This advisory is meant to assist school boards, private schools and their employees in identifying their authority to disclose a student’s participation in a GSA or other voluntary student organization, if considering doing so. The advisory also discusses student privacy rights, especially for mature minors, and outlines how they can exercise their rights if they feel a school has improperly disclosed their personal information. Published in June 2019. Updated in September 2019 to reflect the coming into force of the Education Act, which replaced the School Act.
Following up on a letter to the Council of Ministers of Education, Canada from all federal, provincial and territorial privacy protection authorities, the Commissioner wrote to Alberta's Minister of Education to highlight some ongoing initiatives in Alberta to enhance privacy education. The letter was sent to the Minister of Education on November 8, 2017 during Media Literacy Week.
Federal, provincial and territorial privacy protection authorities called on Ministers of Education to clearly and concretely include privacy education as a component in digital literacy curricula across the country. The letter was sent to the Council of Ministers of Education, Canada on November 3, 2017.
On October 27, 2016, Commissioner Jill Clayton delivered a keynote presentation at Cybera's 2016 Cyber Summit, which focused on the Internet of Things, privacy breaches, privacy education, and privacy law from a European context.
On January 28, 2020, the Commissioner submitted an op-ed to several Alberta media outlets for Data Privacy Day to reflect on privacy rights over the past decade and how to move privacy discussions forward over the next 10 years. The op-ed focused in particular on student privacy issues in the digital economy and the OIPC's support of The eQuality Project.
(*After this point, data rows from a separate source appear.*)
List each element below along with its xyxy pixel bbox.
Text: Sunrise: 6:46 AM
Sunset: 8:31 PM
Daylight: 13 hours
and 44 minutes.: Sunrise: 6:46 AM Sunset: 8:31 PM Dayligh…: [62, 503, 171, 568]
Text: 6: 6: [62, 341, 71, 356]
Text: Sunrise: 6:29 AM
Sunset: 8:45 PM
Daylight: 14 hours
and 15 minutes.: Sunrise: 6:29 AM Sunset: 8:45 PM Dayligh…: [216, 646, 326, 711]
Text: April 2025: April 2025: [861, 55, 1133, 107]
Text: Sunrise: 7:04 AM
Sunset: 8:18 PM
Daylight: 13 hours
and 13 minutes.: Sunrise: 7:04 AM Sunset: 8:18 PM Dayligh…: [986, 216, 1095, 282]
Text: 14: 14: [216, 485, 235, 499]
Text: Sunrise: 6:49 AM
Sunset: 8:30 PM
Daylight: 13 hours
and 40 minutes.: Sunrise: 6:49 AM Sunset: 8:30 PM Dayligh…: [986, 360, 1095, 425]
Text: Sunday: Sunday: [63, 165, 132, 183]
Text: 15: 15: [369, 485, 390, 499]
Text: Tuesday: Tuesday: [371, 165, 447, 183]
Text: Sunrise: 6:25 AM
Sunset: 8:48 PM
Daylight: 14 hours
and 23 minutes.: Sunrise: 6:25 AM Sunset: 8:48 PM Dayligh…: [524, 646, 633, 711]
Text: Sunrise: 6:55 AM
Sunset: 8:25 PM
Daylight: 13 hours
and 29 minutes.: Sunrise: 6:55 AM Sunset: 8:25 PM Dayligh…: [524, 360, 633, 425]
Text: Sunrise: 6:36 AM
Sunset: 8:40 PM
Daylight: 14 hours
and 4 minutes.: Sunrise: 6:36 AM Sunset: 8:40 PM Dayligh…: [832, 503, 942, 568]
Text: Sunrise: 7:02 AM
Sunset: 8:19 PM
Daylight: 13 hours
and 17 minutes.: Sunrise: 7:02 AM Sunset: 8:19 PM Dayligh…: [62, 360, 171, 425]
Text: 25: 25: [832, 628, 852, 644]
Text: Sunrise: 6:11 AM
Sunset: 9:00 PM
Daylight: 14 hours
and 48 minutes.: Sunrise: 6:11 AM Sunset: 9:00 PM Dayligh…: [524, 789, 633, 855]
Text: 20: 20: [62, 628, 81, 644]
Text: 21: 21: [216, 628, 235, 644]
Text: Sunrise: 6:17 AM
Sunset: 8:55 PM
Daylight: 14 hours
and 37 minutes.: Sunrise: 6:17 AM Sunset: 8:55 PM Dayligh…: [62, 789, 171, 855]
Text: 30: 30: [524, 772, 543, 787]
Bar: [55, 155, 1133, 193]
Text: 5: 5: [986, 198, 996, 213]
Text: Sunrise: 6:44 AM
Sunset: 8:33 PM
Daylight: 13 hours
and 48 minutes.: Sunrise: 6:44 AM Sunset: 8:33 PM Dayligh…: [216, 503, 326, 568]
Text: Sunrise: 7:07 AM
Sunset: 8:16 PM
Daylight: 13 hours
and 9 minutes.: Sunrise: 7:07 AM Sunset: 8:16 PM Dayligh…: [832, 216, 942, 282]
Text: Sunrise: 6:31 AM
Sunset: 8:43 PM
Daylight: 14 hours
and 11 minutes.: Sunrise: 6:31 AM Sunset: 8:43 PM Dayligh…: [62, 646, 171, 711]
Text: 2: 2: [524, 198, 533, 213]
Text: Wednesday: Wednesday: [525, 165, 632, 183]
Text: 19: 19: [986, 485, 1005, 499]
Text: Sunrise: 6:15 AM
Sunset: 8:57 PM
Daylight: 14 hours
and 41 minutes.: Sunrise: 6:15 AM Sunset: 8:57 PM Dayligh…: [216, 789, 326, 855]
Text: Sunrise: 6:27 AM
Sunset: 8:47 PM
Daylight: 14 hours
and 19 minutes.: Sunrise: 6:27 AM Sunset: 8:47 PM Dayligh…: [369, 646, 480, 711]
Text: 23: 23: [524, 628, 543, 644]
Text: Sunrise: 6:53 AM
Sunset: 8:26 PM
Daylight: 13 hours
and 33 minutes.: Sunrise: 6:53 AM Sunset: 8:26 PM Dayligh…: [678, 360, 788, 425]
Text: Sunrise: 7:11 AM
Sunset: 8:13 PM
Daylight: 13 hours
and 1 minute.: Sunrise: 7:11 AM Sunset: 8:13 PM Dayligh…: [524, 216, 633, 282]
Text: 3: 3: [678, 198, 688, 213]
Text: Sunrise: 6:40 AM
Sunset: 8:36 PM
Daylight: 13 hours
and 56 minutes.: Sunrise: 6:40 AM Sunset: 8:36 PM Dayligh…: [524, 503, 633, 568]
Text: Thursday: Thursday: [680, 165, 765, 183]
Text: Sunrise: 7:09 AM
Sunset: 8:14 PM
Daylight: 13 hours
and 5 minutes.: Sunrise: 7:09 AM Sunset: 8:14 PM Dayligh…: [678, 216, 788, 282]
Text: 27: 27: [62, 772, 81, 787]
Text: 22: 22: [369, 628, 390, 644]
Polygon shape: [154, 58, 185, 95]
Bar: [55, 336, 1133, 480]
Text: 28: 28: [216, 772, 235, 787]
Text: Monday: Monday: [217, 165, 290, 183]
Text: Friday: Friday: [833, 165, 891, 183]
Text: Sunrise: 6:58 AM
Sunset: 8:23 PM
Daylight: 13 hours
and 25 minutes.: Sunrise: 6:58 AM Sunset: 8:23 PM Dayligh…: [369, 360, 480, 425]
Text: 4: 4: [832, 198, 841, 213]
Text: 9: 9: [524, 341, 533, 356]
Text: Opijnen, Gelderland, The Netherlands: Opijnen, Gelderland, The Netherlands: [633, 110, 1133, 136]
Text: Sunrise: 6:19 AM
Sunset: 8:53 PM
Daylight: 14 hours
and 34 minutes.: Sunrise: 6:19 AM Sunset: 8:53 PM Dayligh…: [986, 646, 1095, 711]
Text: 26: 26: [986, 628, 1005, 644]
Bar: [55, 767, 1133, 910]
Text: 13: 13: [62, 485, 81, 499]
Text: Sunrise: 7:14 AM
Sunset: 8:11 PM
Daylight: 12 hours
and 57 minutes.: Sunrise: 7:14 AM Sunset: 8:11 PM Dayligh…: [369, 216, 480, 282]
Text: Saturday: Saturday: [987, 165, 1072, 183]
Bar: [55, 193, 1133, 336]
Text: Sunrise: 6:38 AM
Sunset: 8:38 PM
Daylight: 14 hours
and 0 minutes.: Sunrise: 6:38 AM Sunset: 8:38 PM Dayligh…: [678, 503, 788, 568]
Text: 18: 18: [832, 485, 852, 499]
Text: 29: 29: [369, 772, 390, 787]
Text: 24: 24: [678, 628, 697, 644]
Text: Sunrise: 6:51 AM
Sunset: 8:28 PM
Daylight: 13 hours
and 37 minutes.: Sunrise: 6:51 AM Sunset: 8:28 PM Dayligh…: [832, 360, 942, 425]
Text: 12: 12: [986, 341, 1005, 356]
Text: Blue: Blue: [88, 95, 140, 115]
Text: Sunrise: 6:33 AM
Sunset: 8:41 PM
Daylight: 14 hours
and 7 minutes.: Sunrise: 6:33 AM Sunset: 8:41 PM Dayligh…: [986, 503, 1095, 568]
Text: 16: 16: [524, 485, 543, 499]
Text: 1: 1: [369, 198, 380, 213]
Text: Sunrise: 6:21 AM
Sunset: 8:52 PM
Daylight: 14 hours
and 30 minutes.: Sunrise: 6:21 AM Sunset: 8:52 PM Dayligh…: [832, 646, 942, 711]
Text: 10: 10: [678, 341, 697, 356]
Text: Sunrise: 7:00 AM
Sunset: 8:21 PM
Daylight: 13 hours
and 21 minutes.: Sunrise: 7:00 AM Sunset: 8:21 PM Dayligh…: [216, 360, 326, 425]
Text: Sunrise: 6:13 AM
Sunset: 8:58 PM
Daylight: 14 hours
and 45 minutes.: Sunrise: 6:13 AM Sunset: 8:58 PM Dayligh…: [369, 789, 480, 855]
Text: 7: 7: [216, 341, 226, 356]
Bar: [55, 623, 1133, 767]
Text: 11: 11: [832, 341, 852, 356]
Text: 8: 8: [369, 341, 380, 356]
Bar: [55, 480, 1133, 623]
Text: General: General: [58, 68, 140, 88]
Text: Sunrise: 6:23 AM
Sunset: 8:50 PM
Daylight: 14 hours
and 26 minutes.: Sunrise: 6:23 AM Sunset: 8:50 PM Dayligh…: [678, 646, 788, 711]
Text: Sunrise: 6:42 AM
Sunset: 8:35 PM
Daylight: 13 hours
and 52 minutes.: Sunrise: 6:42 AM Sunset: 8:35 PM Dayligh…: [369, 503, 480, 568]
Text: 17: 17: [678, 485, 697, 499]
This framework is intended to help educators teach students about responsible and ethical use of new technologies in the digital age. It is of general application meant to be adapted for local educational purposes, laws and regulatory approaches. Published in October 2016.
This activity sheet has kids complete the picture of a family with a checklist of rules they can use at home to practice good online privacy. Published in August 2019.
Information for teachers and students in the form of a lesson plan to learn about personal information, privacy and privacy laws. Published in September 2015.
This activity sheet challenges kids to create their own strong, eight-character password by filling in the blanks. It also asks them to draw a lock on a tablet, representing how password protects an electronic device. Published in August 2019.
A lesson plan for teachers and students where students watch a short video that compares getting rid of personal information online to getting toothpaste back in a tube. After a short discussion of visual analogies like this work, students discuss the meaning of the video - that information online is permanent - through a series of short scenarios. Finally, students create a simple animation that illustrates these principles. Published in January 2019.
A lesson plan developed for teachers and students to introduce students to the privacy principles that inform private sector privacy laws in Canada relating to personal information collection online. They learn ways to find out what personal information may or has been collected by platforms that they use, how to limit data collection about themselves, and the various forms of recourse that are available to them if they feel an organization is not respecting their rights. Published in January 2019.
This activity sheet is a twist on the classic children’s game that helps players learn how to make smart privacy choices by climbing up a ladder when they make a good decision or sliding down a snake because they have shared a password with a friend, for example. Published in August 2019.
A lesson plan for teachers and students to introduce students to the idea that privacy is a fundamental human rights and that their personal information is valuable. The lesson focuses on the "economics" of personal information and that most "free" apps and online services make some or all of their revenue by collecting, and in some cases reselling, users' personal information. Students will watch a video that illustrates the idea that they they may be paying with their privacy and then discuss some of the ramifications of this. They will learn about tools and techniques for minimizing the personal information they should share and create a public service announcement that helps them and their peers "know the deal" about the value of privacy. Published in January 2019.
This activity sheet introduces children to privacy vocabulary by having them comb through a puzzle to find words such as “post,” “click” and “footprint.” Published in August 2019.
On May 12, 2017, the Commissioner presented to the Alberta Education Curriculum Review Working Groups about embedding the teaching of privacy within Alberta's curriculum.